Hayatlar bir senaryonun sahneleri gibi “ARDIŞIK”
Sanki daha evvel yazılmış, yaşanması bir zorunluk
Sanatsal değer kala kala kalmış, ”BAŞROL OYUNCUSUNA”
O da imkansızlığın içinde alacağı “SİPALİNİN” peşinde…
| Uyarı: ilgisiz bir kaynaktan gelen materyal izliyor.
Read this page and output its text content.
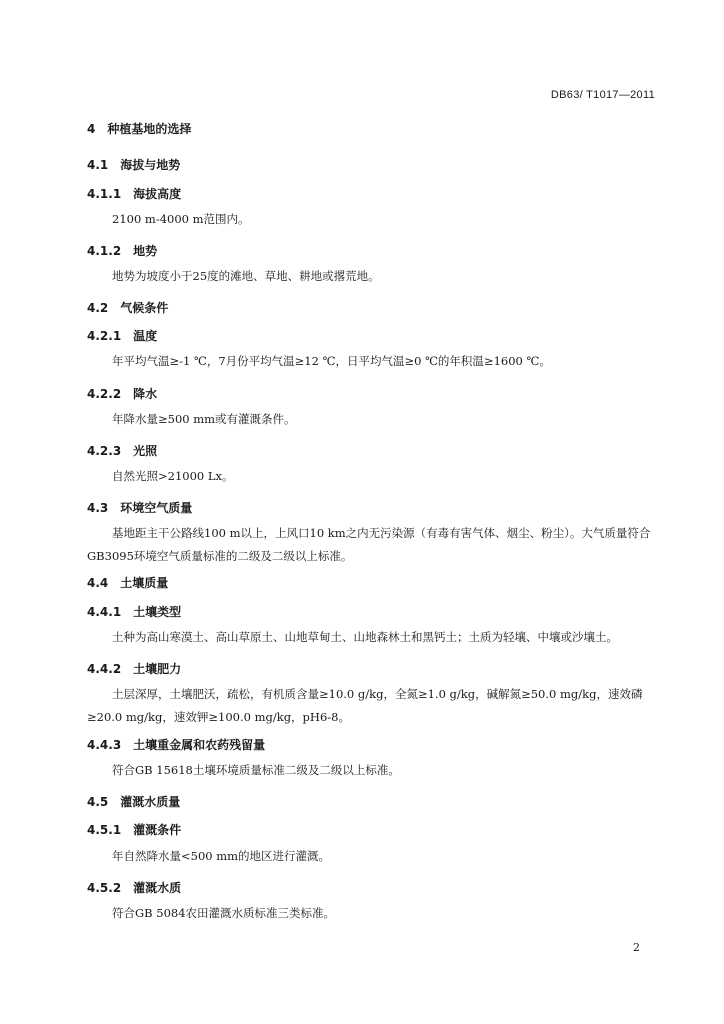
DB63/ T1017—2011
4 种植基地的选择
4.1 海拔与地势
4.1.1 海拔高度
2100 m-4000 m范围内。
4.1.2 地势
地势为坡度小于25度的滩地、草地、耕地或撂荒地。
4.2 气候条件
4.2.1 温度
年平均气温≥-1 ℃，7月份平均气温≥12 ℃，日平均气温≥0 ℃的年积温≥1600 ℃。
4.2.2 降水
年降水量≥500 mm或有灌溉条件。
4.2.3 光照
自然光照>21000 Lx。
4.3 环境空气质量
基地距主干公路线100 m以上，上风口10 km之内无污染源（有毒有害气体、烟尘、粉尘）。大气质量符合GB3095环境空气质量标准的二级及二级以上标准。
4.4 土壤质量
4.4.1 土壤类型
土种为高山寒漠土、高山草原土、山地草甸土、山地森林土和黑钙土；土质为轻壤、中壤或沙壤土。
4.4.2 土壤肥力
土层深厚，土壤肥沃，疏松，有机质含量≥10.0 g/kg，全氮≥1.0 g/kg，碱解氮≥50.0 mg/kg，速效磷≥20.0 mg/kg，速效钾≥100.0 mg/kg，pH6-8。
4.4.3 土壤重金属和农药残留量
符合GB 15618土壤环境质量标准二级及二级以上标准。
4.5 灌溉水质量
4.5.1 灌溉条件
年自然降水量<500 mm的地区进行灌溉。
4.5.2 灌溉水质
符合GB 5084农田灌溉水质标准三类标准。
2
Bir ihtimal kalıyor geriye,
Ya “Senarist” hissetmemiş,
Ya “Yönetmen” işini tam yapmamış,
Ya da “Oyuncu” dalgasında, eylemin değerini vermemiş;
Seyirci geçmiş bir kere koltuğuna
Bir sanatsal değer bekler
Bir ters köse ile saşırtılmak ister
Bir twist ile sarsılmak ve “BU DA YAŞAMDA VARMIŞ” demek için
İroni bekler. Somuttun ötesinde düşündürülmek ister
Oysa hepsi sadece gölgesidir. “GERÇEKLİLİĞİN”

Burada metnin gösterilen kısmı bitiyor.